As Levy writes in his introduction, “the Facebook reputational meltdown has been epic.” That meltdown arguably began in earnest during the 2016 US election, when pro-Trump fake news was shared on Facebook more often than genuine news stories. In an interview with Kirkpatrick two days after Trump’s victory, Mark Zuckerberg dismissed concerns about the impact of fake news as “a pretty crazy idea.” Interviewed for Levy’s book three years later, Zuckerberg admits that he “might have messed that one up”.
The first half of Levy’s book covers the same ground as Kirkpatrick’s. Like Kirkpatrick, Levy was granted extensive access to Zuckerberg and dozens of other Facebook executives. (Levy also draws on “a seventeen-page chunk” of Zuckerberg’s 2006 journal.) The Facebook Effect’s assessment of the company was scrupulously balanced, though Kirkpatrick has since revised his opinion, telling the Financial Times in 2018 that Facebook represents an “extraordinary threat to democracy on a global scale”.
In Facebook: The Inside Story, Zuckerberg discusses Facebook’s early years in detail, though the chapters on more recent crises have a conspicuous lack of Zuckerberg quotes. The biggest of these PR disasters was the Cambridge Analytica data scandal, which Levy calls “the worst catastrophe in the company’s history”.
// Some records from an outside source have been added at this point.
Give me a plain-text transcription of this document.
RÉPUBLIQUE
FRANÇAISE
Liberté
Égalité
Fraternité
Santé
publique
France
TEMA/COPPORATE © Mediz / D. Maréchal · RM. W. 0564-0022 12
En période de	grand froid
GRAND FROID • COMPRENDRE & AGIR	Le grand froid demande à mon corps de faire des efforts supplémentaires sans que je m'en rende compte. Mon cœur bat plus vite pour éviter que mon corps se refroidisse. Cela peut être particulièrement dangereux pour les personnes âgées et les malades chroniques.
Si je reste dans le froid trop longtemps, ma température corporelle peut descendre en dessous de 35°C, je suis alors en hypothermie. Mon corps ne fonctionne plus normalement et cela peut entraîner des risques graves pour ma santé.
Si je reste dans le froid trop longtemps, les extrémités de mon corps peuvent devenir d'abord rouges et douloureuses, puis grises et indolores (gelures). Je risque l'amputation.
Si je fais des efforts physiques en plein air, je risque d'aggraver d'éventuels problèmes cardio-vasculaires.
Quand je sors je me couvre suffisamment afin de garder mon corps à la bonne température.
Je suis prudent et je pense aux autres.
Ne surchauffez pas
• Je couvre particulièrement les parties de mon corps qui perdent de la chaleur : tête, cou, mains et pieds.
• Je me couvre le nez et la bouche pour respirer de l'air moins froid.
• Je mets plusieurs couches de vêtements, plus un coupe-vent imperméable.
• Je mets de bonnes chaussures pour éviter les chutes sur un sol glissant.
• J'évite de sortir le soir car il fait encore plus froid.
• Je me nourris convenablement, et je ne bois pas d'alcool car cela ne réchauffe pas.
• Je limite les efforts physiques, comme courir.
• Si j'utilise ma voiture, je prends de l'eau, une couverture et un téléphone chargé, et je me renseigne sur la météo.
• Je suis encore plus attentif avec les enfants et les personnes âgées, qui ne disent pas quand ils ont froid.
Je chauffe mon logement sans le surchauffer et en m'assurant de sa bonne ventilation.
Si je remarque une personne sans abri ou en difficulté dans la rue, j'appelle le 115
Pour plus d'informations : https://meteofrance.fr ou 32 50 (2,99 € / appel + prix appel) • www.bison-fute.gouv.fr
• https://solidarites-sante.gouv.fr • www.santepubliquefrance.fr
In the last of his seven interview sessions with Levy, Zuckerberg is more candid about his company’s egregious failings: “Some of the bad stuff is very bad and people are understandably very upset about it—if you have nations trying to interfere in elections, if you have the Burmese military trying to spread hate to aid their genocide, how can this be a positive thing?”